Doonesbury Strips Dropped, Edited as Controversy Grows
The Los Angeles Times has received more than 840 reader complaints over its decision this week to drop what it considers “overdrawn and unfair” Doonesbury comic strips. The controversy has also spread nationwide, as at least four other newspapers decided against publishing and many others edited the syndicated cartoon.
The furor surrounds six strips by cartoonist Garry Trudeau in which character Mark Slackmeyer names former Reagan Administration officials who the cartoon said resigned or were fired after charges of legal or ethical misconduct.
“So here it is,” the Slackmeyer character says in the first strip, “the definitive list of backscratchers, till-dippers and conscience-cutters, the unabridged 1986 ‘Sleaze on Parade.’ ”
On Monday, The Times ran in place of the comic a note written by Editor and Executive Vice President William F. Thomas explaining the paper’s decision against publishing: “We feel this week’s Doonesbury grossly exaggerates the real and alleged transgressions of many Reagan Administration appointees,” Thomas wrote.
“The thing was unfair,” Thomas said in an interview Wednesday, “because it makes felonies out of misdemeanors and lumps together the miscreants with those who are not wrongdoers--the ding-dongs with the real bad guys.”
Thomas said he believes, however, that the comic strip was defensible on legal grounds.
He also pointed out that unlike other comic strips, “Trudeau often deals with real people and makes specific charges. That is the difference with Trudeau. You have to treat it as if it were a story.”

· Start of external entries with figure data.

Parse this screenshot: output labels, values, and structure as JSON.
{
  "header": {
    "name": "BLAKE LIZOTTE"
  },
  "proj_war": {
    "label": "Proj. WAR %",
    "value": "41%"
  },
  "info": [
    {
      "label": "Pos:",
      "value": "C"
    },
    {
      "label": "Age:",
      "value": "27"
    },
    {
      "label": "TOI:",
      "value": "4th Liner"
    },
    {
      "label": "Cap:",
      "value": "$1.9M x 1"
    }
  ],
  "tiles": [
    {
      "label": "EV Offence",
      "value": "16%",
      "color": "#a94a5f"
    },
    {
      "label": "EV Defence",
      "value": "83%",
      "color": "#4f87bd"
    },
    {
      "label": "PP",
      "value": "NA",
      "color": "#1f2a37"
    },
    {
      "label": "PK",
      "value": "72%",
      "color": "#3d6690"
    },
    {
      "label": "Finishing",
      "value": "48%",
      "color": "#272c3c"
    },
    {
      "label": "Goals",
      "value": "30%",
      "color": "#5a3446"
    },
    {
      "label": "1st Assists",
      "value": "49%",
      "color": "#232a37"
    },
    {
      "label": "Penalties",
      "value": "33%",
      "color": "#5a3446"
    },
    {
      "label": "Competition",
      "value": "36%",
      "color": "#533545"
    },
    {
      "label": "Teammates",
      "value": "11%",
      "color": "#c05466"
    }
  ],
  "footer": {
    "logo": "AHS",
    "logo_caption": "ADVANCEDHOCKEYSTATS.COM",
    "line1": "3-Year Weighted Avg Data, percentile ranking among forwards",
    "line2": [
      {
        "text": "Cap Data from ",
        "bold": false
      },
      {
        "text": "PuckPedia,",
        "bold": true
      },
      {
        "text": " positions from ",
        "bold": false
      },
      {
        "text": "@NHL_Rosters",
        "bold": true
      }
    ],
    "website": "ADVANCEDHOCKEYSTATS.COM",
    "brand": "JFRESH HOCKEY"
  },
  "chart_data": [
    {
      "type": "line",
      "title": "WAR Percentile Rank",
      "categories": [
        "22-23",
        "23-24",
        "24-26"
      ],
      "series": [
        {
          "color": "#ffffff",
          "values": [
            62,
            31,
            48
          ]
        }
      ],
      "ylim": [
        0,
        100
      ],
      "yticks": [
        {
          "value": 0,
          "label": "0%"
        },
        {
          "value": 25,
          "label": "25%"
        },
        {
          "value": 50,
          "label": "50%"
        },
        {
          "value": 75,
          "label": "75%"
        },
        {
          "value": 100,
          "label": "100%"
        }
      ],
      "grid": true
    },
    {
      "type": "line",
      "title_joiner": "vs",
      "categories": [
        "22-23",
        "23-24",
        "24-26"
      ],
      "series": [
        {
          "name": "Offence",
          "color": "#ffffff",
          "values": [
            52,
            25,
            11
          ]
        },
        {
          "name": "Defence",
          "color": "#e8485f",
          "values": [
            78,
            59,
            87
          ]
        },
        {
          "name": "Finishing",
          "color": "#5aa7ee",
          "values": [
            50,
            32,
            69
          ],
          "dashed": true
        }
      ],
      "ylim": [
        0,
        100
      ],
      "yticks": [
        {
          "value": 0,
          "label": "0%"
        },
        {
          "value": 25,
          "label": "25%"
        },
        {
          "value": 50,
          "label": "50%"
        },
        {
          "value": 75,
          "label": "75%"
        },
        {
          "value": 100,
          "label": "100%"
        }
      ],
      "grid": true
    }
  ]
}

One other paper, the Farmington, N.M., Daily Times, also pulled the column because “it was in poor taste and had possible libel in it,” its managing editor, Jerold Johnson, said.
Other newspapers have chosen to edit the cartoon’s text, deleting those names that they could not independently verify or were convinced were inaccurately depicted.
“I don’t want to be in a position of doing a research project on my comic strips so I edited them,” said James D. Squires, editor of the Chicago Tribune.
“Gary Trudeau is among the best political satirists this country has ever produced, but I am also convinced that he loves to attract publicity by attracting lawsuits and editors’ ire,” Squires said. “Well, I’m not going to get hooked into that game, and if they don’t like it that way, they can clean up the damn strip.”
On Wednesday, two more newspapers, the Seattle Times and the Omaha, Neb., World-Herald, dropped the rest of this week’s cartoons after Universal Press Syndicate sent word to subscribers that the Wednesday strip inaccurately depicted the resignation of James R. Harris, former director of the federal Office of Surface Mining.
That correction notice, said Omaha editorial page editor Frank Partsch, “severely undermined” his paper’s confidence in the rest of the strips’ accuracy.
Actually, Universal Press Syndicate sent out that correction notice after it was notified by the Washington Post that Harris was inaccurately depicted.
Post Executive Editor Benjamin C. Bradlee explained that his paper, which ran the strips unchanged save for the Harris correction, “never had any doubts” about using the cartoons “because it is political satire” and the information upon which Trudeau based the column “has been out and around” for some time.
Nonetheless, Bradlee said, he did attempt to independently verify the names in the strip. Would he have run the Doonesbury cartoons if he, like most newspapers around the country, lacked the resources to make such verification?
“I won’t answer that question,” Bradlee said. “I have enough trouble dealing with reality.”
Those papers that dropped the comic strip this week, however, created much more commotion than those that ran it.
164 Readers Cancel
One hundred sixty-four Times readers canceled their subscriptions completely, and another 65 subscribers asked that delivery of the paper be stopped for this week only. In addition, the paper has received more than 600 reader complaints.
The Philadelphia Inquirer, which edited the cartoons, has received no complaints. Neither, said Bradlee, has the Post.
Universal Press General Manager Lee Salem said his syndicate prefers that newspapers not edit Doonesbury, “for obvious reasons, some of them legal, but I think it is incumbent on anyone who does change it to make it clear they have done so.” In fact, those who buy the strip sign a contract stating that they will not change it.
Trudeau, who was unavailable for comment, based the strip largely on a report prepared by the staff members of the House civil service subcommittee of Reagan Administration officials who left office over legal or ethical questions.
Dan Buck, administrative aide to subcommittee chairman Rep. Patricia Schroeder (D-Colo.), said the report was not the work of outside investigation but was drawn from a compilation of newspaper and magazine clippings.
Published in National Journal
Buck, however, said the list, which included more than 100 names, had been widely circulated in Washington and even published at one point in National Journal.
Buck said he was disappointed that the Los Angeles Times had decided not to publish the strip. “It is a little surprising that the newspaper which publishes (editorial cartoonist) Paul Conrad would falter at the sight of a fairly average Doonesbury strip. Conrad ought to have his pen registered as a legal weapon.”
Thomas pointed out that Conrad’s work also is subject to review for fairness and content.